Due to the park shuttle system, this is a one-manner trip that requires no backtracking – and what’s more, it’s mostly downhill. You possibly can’t miss Lake Helene, which sits serenely beneath the imposing tough-minimize cliffs of Notchtop and Flattop mountains. To do this hike, park at Fern Lake Trailhead (the endpoint), then take the shuttle to Bear Lake Trailhead. Shorten the trip by simply going to Lake Helene and back (5.8 miles).
Longs Peak & Chasm Lake
Iconic in each method, Longs Peak is the top of RMNP and considered one of Colorado’s classic climbs. The tallest peak within the park (14,259ft), its exhilarating and exhausting Keyhole Route is on many guests’ to-do list. The top of this route is the crux, consisting of narrow traverses, vertiginous cliff faces and coronary heart-pounding clambering up polished slabs of rock. Most people start the climb by 3am to be able to reach the summit before noon.
The nice news is that you just don’t have to achieve the summit or turn your legs to jelly. Chasm Lake, positioned on the foot of the Diamond – Longs’ legendary east face the place technical climbers rope up to scale the 1000ft wall – is routinely rated as one of the park’s finest hikes. Chasm options all the spectacular surroundings of the peak with out the risk and arduous ascent. Nevertheless, at 8.four miles spherical journey, you’ll nonetheless must be in very good shape.
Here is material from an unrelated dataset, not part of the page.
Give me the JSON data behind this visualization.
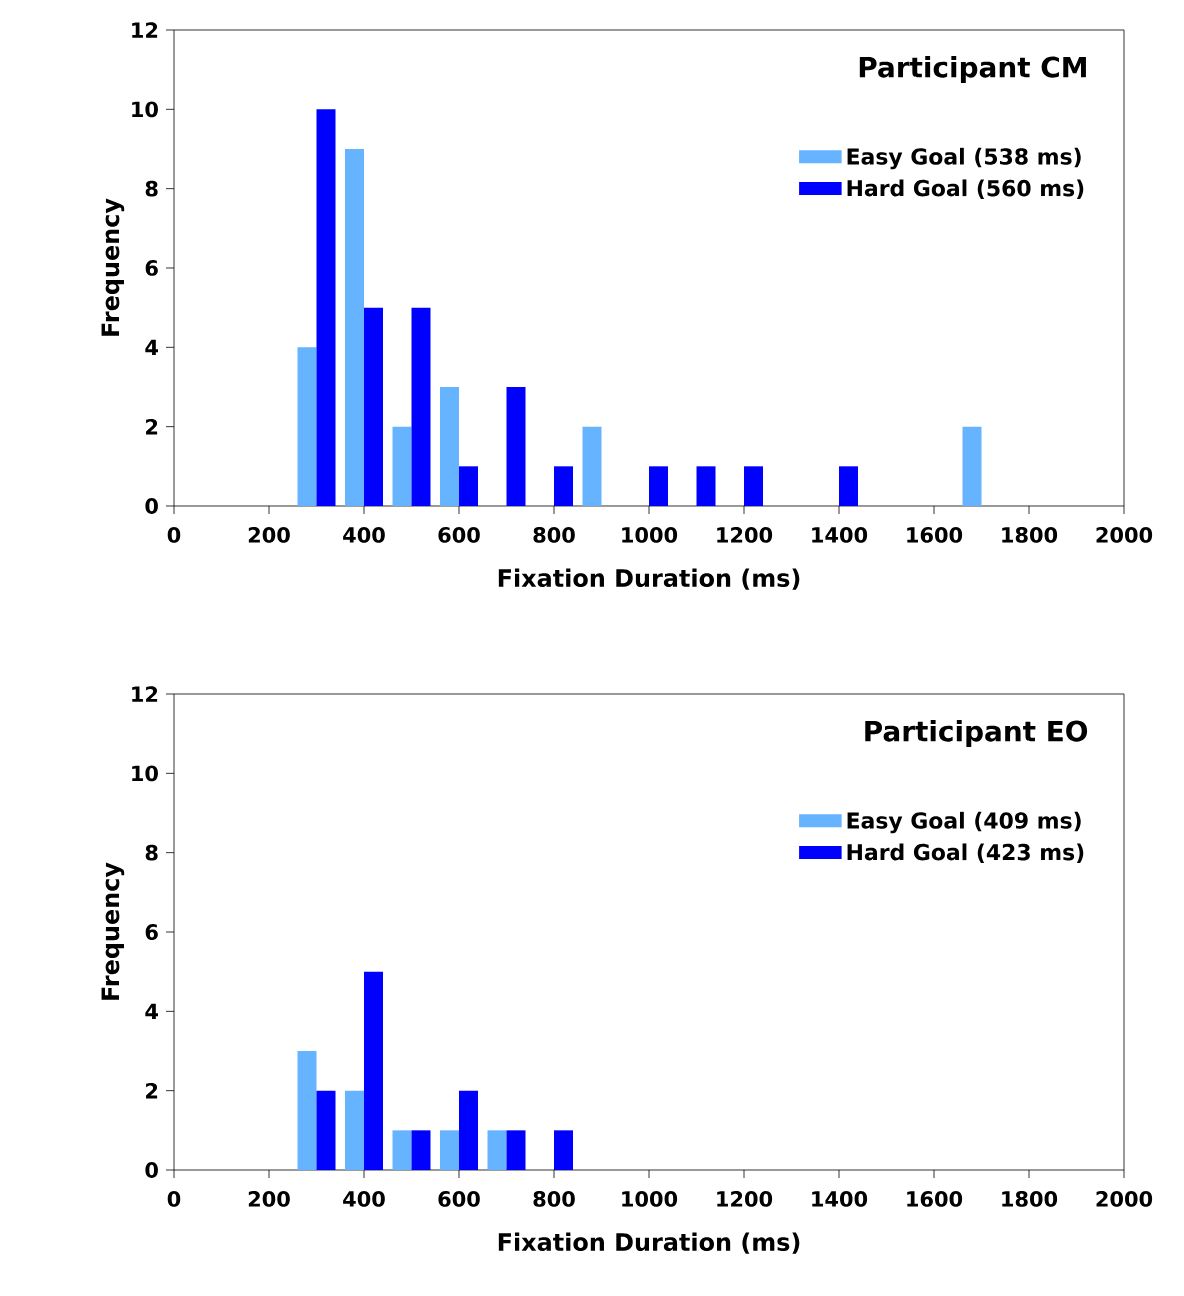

At the northeastern end of the park is Lumpy Ridge, composed of 1.8-billion-12 months-old granite formations that have been sculpted by the weather relatively than by glaciers. This markedly different model of erosion has resulted in an array of whimsically shaped boulders, balancing red rocks posters
and colossal domes. The trail to Gem Lake is a great way to explore the realm, with superb vistas back to the Continental Divide all the best way as much as the bijou-like lake.